ELISA or “enzyme-linked immunoassay,” a shorter term for serological enzyme-linked immunosorbent assay, is currently the talk of the town in the medical field. It’s a screening test that can determine whether a person has or had or was infected with SARS-CoV-2, the virus that causes COVID-19. Many companies started looking for new ways to invent tests you can also start your company by reading the guide on how to start a LLC.

In addition to that, the ELISA test is an antibody test. Recent studies claimed that people who have recovered from COVID-19 carry antibodies to the virus. According to the World Health Organization, antibody-mediated immunity is a potential treatment for COVID-19.

ELISA blood test vs. PCR swab test

The ELISA test is primarily designed to detect immunoglobulins or antibodies against the SARS-CoV-2 (virus) that causes COVID-19 (disease). In general, the ELISA test can detect immunoglobulin M (IgM) and immunoglobulin G (IgG) antibodies.

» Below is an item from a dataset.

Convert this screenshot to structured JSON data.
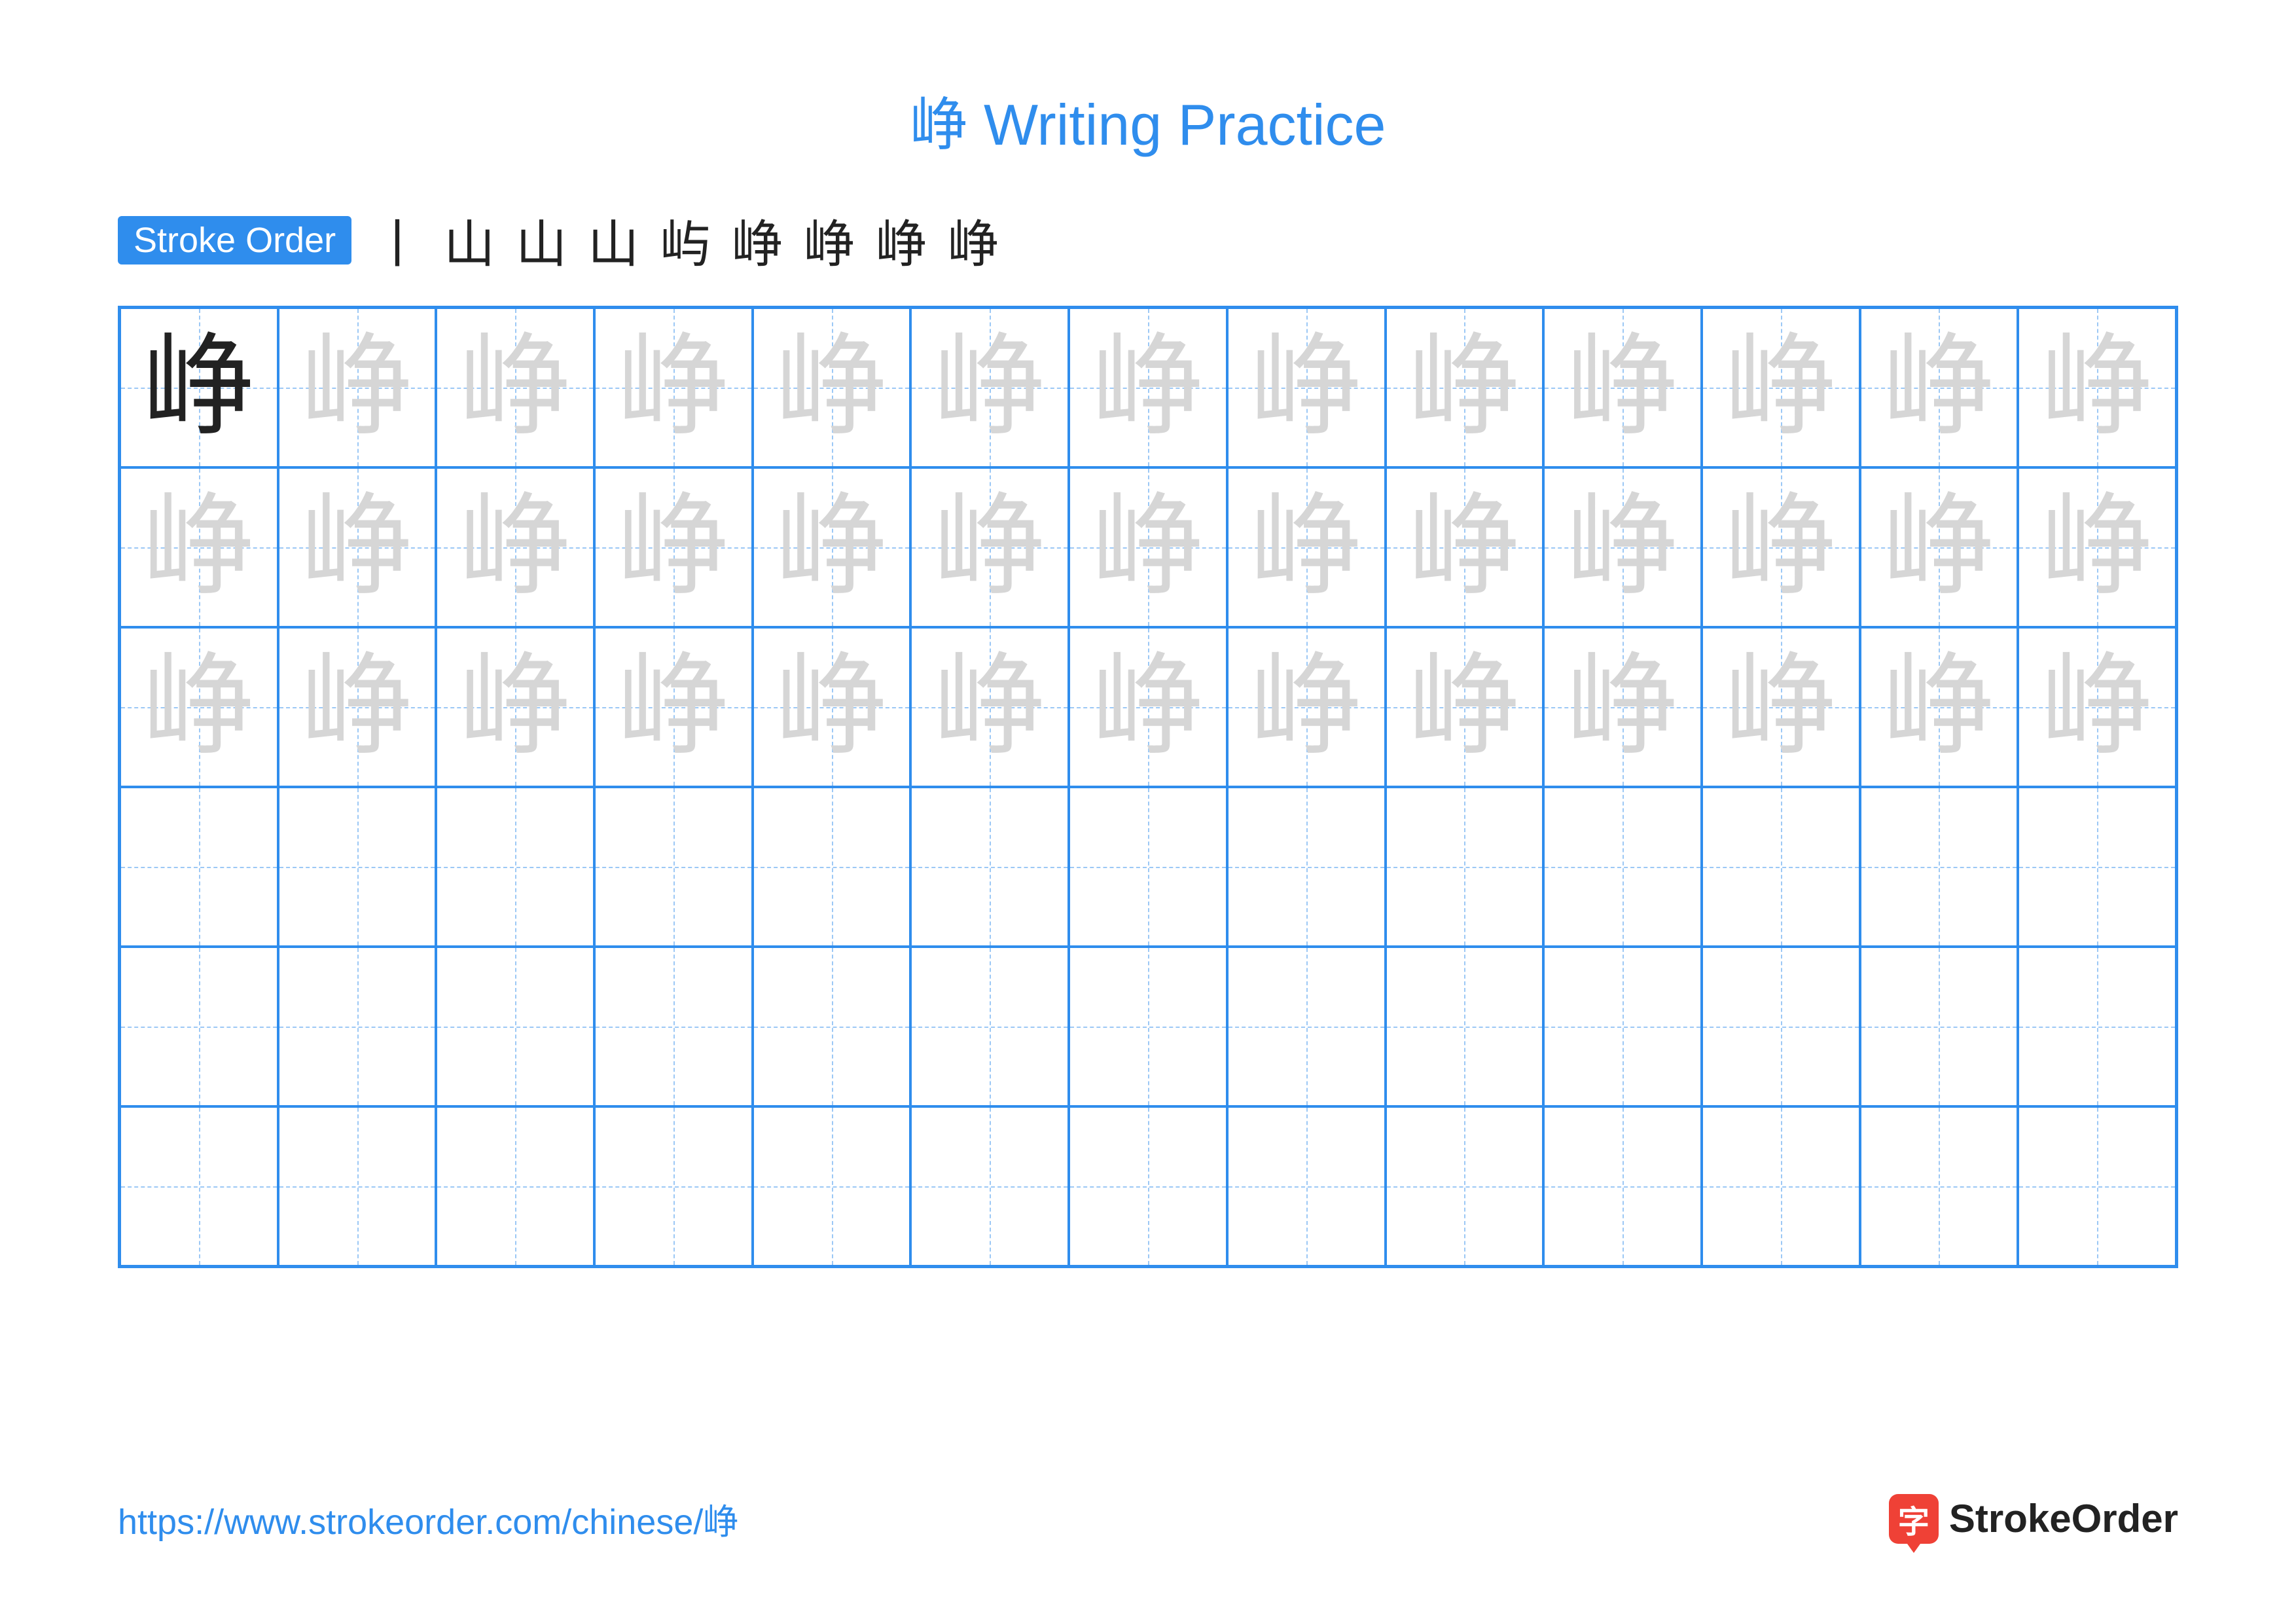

The ELISA test has been brought into play after finding out that the polymerase chain reaction (PCR) testing results (the current nasal swab tests used as a frontline DNA/genetic test for SARS-CoV-2) has been labeled as “presumptive evidence” of COVID-19.

Current research claimed that 25% of the PCR nasal samples are false negatives. Factors like improper collection, handling, or storage can be among the reasons for this situation. There’s a big chance that laboratory errors may happen, as well.

Moreover, PCR testing doesn’t give information about a person’s immunity to infection and doesn’t test for antibodies to the virus. In other words, the swab tests cannot lead to the cure of COVID-19. Conversely, recent studies have also discovered that antigens and antibodies (ELISA) are more stable compared to RNA (PCR), which reduces the false-negative rate.

Researchers claimed that the ELISA test could deduce whether one’s immune system had made contact with SARS-CoV-2, even months before. This test’s results can supply more relevant information to the convalescent plasma testing, an experimental treatment for COVID-19.

What does a positive result on the ELISA test mean?

A positive result on the ELISA test means IgG and IgM antibodies are detected in one’s system. The detection of these antibodies indicates past infection of SARS-CoV-2.

The detection of IgM, with or without IgG, can indicate that a person had just been infected recently. Meaning, this person can be infectious to others. If this is the case, this person should confirm it with a swab test.

Alternatively, the detection of IgG, without IgM, can indicate that a person had been infected weeks or months ago, which may mean that he or she is no longer infectious. Also, IgG may suggest that a person has immunity against COVID-19 or not.

That said, it’s noteworthy that a positive result may still be a false positive. This, however, depends on the manufacturers of the IgM and IgG test kits. Some companies claimed to have a 99% false-negative rate after two weeks, while others have lower rates.

What does a negative ELISA test mean?

A negative result on the ELISA test means there were no antibodies to the SARS-CoV-2 that had been detected. Still and all, chances of false negatives may still take place.

A person could still have COVID-19, although he or she tested negative, too. This can potentially happen if a person undergoes a test a bit earlier, usually during the time when the body hasn’t generated the antibodies against SARS-CoV-2 yet. If symptoms occur despite negative ELISA test results, it’s advised to take a test again, depending on what your health care provider suggests.

False Negatives and False Positives

The World Health Organization is now supporting countries that are now undergoing mass testing for SARS-CoV-2 antibodies. Due to the kits’ high costs, other countries are only testing in a specific group, such as close contacts of infected cases, health practitioners, frontliners, or within households. However, individuals can purchase IgM IgG kits for Coronavirus online.

Further, there are two main ways inaccurate laboratory tests may falsely label a person:

1. Categorizing infected people as “negative.”
2. Categorizing people with no infection as “positive.”

Both laboratory errors have negative implications on control efforts. Categorizing infected people as “negative” allows the infected people to spread the virus continually. On the other hand, categorizing people with no infection as “positive” means exposing them to other infected people, infecting the former in the long run.

Based on the ELISA results, a person’s medical history and past actions, professional health care providers would work with you in determining the best care you should take or personally do.


The ELISA test only determines whether a person has been exposed to SARS-CoV-2 at present or in the past. It doesn’t confirm the presence of the said virus in a person’s system. Also, IgG detection only suggests a person’s possible immunity to the virus, but “how much immunity” is still unknown.

Since it’s only a screening test, immunoglobulin tests like ELISA tests should be paired best with a genetic-based test like PCR, according to studies. Doing the two tests in tandem would be a gold standard for COVID-19 diagnosis, which can potentially lead to the pandemic’s treatment.